Lately I have had what I would call a remission - maybe the meds are finally right - or maybe I am just being lucky for once. Either way although I am still tired and sore - I am able to work again and do hobbies.
What meds are you taking? I am on methotrexate, prednisone, plaquenil, and kepra plus meds for other problems. Maybe you can ask your doctors about these.
I will be praying for you - debby
Thank you chronic chick for your support. One minute at a time sounds like a good plan right now. I know that there are people out there who have it much harder than I do, but on the bad days that's awfully hard to remember. I always try to remind myself how lucky I am to have such a great group of friends and family supporting me. I really hope that you have the same. Hope you are having a pain free day!
Debby,
Thanks so much for leaving a comment on my blog. I'm so pleased to hear that you have made it to a state of remission.
I've been dreaming of reaching that state myself. I've been lucky to not have kidney involvement yet,though they have already determined that I'm prone to that.

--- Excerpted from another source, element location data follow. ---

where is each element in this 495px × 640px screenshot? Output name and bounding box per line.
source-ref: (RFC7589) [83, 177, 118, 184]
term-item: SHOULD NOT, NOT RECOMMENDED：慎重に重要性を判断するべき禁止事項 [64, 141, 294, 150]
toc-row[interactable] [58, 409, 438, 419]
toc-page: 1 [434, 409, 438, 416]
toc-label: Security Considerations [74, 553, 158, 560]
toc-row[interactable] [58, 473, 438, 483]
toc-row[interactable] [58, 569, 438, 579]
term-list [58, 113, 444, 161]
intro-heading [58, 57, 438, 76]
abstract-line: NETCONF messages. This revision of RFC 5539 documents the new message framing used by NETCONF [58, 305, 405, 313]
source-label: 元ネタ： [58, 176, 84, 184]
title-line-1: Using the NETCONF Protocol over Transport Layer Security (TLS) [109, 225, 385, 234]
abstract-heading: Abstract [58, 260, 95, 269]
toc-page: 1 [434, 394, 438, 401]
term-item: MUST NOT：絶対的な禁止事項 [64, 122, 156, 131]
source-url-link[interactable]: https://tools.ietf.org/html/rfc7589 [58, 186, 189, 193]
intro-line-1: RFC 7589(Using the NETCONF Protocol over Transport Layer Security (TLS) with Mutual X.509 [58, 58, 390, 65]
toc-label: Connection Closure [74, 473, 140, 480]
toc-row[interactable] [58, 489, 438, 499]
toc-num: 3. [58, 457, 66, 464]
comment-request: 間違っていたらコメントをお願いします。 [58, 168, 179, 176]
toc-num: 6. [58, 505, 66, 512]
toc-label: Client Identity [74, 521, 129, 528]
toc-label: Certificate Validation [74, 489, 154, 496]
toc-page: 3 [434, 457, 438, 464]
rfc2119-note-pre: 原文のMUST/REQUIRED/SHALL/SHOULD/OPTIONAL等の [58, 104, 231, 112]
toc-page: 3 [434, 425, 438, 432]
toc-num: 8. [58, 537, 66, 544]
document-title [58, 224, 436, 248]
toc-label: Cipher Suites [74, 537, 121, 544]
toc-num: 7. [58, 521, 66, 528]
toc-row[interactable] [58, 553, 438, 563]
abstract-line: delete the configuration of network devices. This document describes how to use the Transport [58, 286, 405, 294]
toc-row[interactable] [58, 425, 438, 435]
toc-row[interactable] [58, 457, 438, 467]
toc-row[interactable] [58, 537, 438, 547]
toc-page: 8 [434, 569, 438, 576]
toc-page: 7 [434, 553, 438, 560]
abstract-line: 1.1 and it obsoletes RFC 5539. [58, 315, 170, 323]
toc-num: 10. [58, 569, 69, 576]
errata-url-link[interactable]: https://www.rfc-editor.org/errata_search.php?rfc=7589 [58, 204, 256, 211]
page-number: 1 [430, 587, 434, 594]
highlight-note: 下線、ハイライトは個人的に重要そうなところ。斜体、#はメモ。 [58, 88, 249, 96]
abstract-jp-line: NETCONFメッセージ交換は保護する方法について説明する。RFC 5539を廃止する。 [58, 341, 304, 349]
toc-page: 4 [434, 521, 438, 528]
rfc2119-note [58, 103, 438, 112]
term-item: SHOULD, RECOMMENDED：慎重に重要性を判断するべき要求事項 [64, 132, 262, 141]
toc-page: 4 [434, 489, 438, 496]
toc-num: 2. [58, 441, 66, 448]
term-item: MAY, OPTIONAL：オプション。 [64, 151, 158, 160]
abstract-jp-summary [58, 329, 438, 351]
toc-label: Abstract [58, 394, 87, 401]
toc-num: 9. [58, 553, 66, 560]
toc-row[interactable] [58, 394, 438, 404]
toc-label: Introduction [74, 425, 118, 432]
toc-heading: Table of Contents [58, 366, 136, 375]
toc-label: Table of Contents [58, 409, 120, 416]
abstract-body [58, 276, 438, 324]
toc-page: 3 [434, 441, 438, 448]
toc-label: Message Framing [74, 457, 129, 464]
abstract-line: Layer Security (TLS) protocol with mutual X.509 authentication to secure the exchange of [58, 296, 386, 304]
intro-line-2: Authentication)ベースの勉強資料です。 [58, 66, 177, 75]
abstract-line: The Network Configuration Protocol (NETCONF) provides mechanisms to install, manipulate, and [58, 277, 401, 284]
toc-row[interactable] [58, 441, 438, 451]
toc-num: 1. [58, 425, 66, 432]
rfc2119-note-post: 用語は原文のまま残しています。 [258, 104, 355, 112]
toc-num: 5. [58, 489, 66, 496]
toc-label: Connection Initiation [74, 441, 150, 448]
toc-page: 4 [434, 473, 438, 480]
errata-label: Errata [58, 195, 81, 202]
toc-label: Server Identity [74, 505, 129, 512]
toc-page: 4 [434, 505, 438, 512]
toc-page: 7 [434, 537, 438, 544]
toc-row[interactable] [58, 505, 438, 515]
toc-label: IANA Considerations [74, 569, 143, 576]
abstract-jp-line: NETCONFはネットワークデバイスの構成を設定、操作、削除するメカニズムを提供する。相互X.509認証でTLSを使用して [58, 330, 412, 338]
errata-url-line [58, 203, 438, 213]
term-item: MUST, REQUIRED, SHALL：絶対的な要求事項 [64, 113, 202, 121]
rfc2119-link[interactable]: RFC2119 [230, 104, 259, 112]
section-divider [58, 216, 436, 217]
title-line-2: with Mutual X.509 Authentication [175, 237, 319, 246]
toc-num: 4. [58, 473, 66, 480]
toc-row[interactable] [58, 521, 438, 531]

I definitely understand the tired and sore part, what kind of hobbies do you do? Do you live in a warm climate?
I'm on so many meds,it's hard to name all of them. The reason I am struggling so much right nowis that I finally tapered off my prednisone. It took me nine months, but I finally got away from it, but I have to pay a little bit of a price for it with my current flare.
I think things will be looking up soon. I'm grateful for your prayers and will be keeping you in mine as well.